De plus, l’imagerie au microscope électronique a révélé un type de cellule inconnu sous les chromatophores chargés de protéine opsine.
Schweikert a expliqué le processus : « La lumière frappant la peau doit d’abord traverser les chromatophores remplis de pigments avant d’atteindre la couche sensible à la lumière. »
Photographies internes
Étant donné que les opsines présentes dans la peau du porc sont plus sensibles à la lumière bleue – par coïncidence, la même longueur d’onde lumineuse est mieux absorbée par les chromatophores – il est plausible que ces opsines sensibles à la lumière fonctionnent comme un film photographique interne, capturant les changements de lumière qui imprègnent les cellules pigmentaires situées au-dessus. .
« Les animaux peuvent littéralement prendre une photo de leur propre peau de l’intérieur », a déclaré Johnsen. Cependant, Schweikert a noté : « Pour être clair, nous ne prétendons pas que la peau du porc fonctionne comme un œil. »

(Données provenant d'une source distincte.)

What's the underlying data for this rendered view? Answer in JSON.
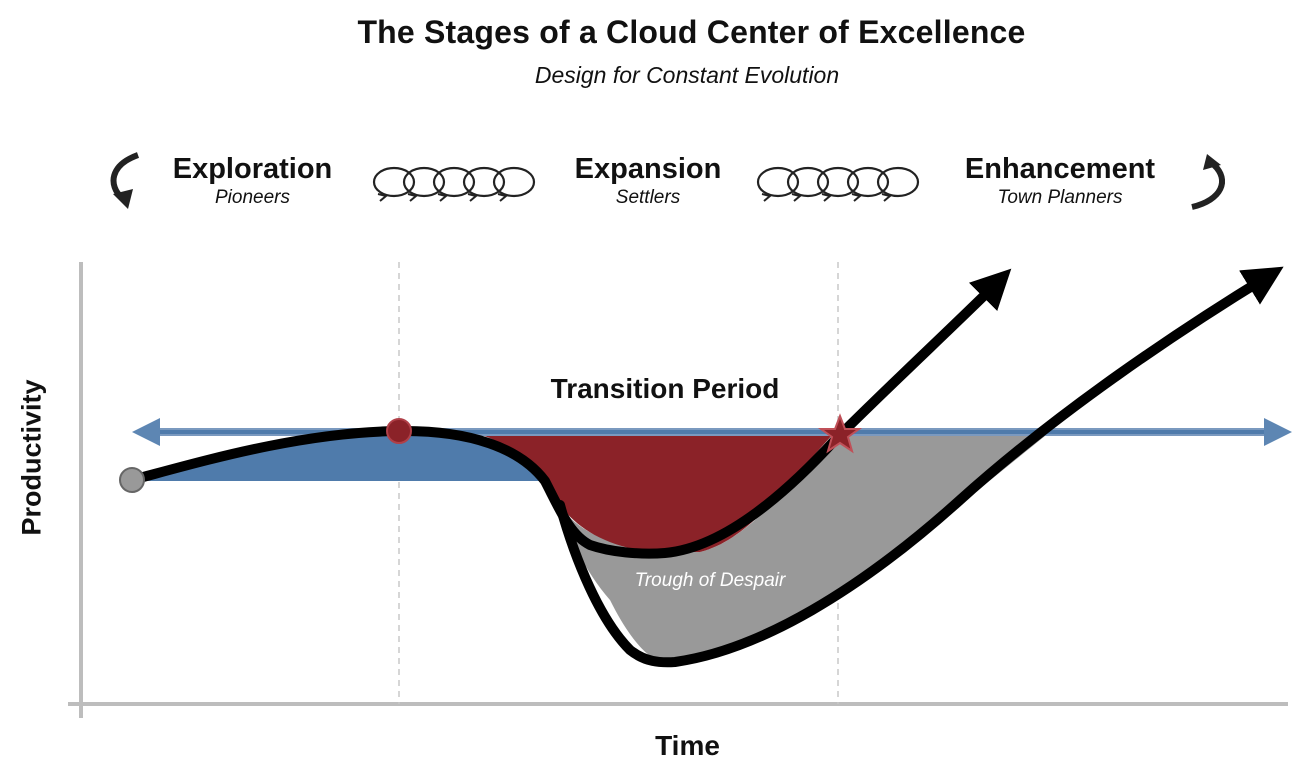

Schweikert souligne que même si les yeux forment des images, aucune preuve ne suggère des capacités similaires dans leur peau. Il s’agit plutôt d’un mécanisme permettant au porc de surveiller sa propre peau, en ajustant ses couleurs en fonction de ce qu’il perçoit avec ses yeux. « Ils semblent observer leur propre changement de couleur », a déclaré Schweikert.
Implications de l’étude
Selon les chercheurs, leurs travaux sont importants car ils pourraient ouvrir la voie à de nouvelles techniques de retour sensoriel pour des dispositifs tels que des membres robotiques et des voitures autonomes qui doivent affiner leurs performances sans s’appuyer uniquement sur la vue ou les images des caméras.
« La rétroaction sensorielle est l’une des astuces que la technologie essaie encore de comprendre », a déclaré Johnsen. « Cette étude est une belle dissection d’un nouveau système de rétroaction sensorielle. »
« Si vous n’aviez pas de miroir et que vous ne pouviez pas plier le cou, comment sauriez-vous si vous êtes habillé correctement? » dit Schweikert. « Pour nous, cela n’a peut-être pas d’importance », mais pour les créatures qui utilisent leurs capacités de changement de couleur pour se cacher des prédateurs, avertir leurs rivaux ou courtiser leurs partenaires, « cela pourrait être une question de vie ou de mort ».
L’étude a été co-écrite par des chercheurs du Florida Institute of Technology, de la Florida International University et du Air Force Research Laboratory.
Le soutien financier est venu de l’Université Duke, de l’Université internationale de Floride, du Marine Biological Laboratory et de la National Science Foundation.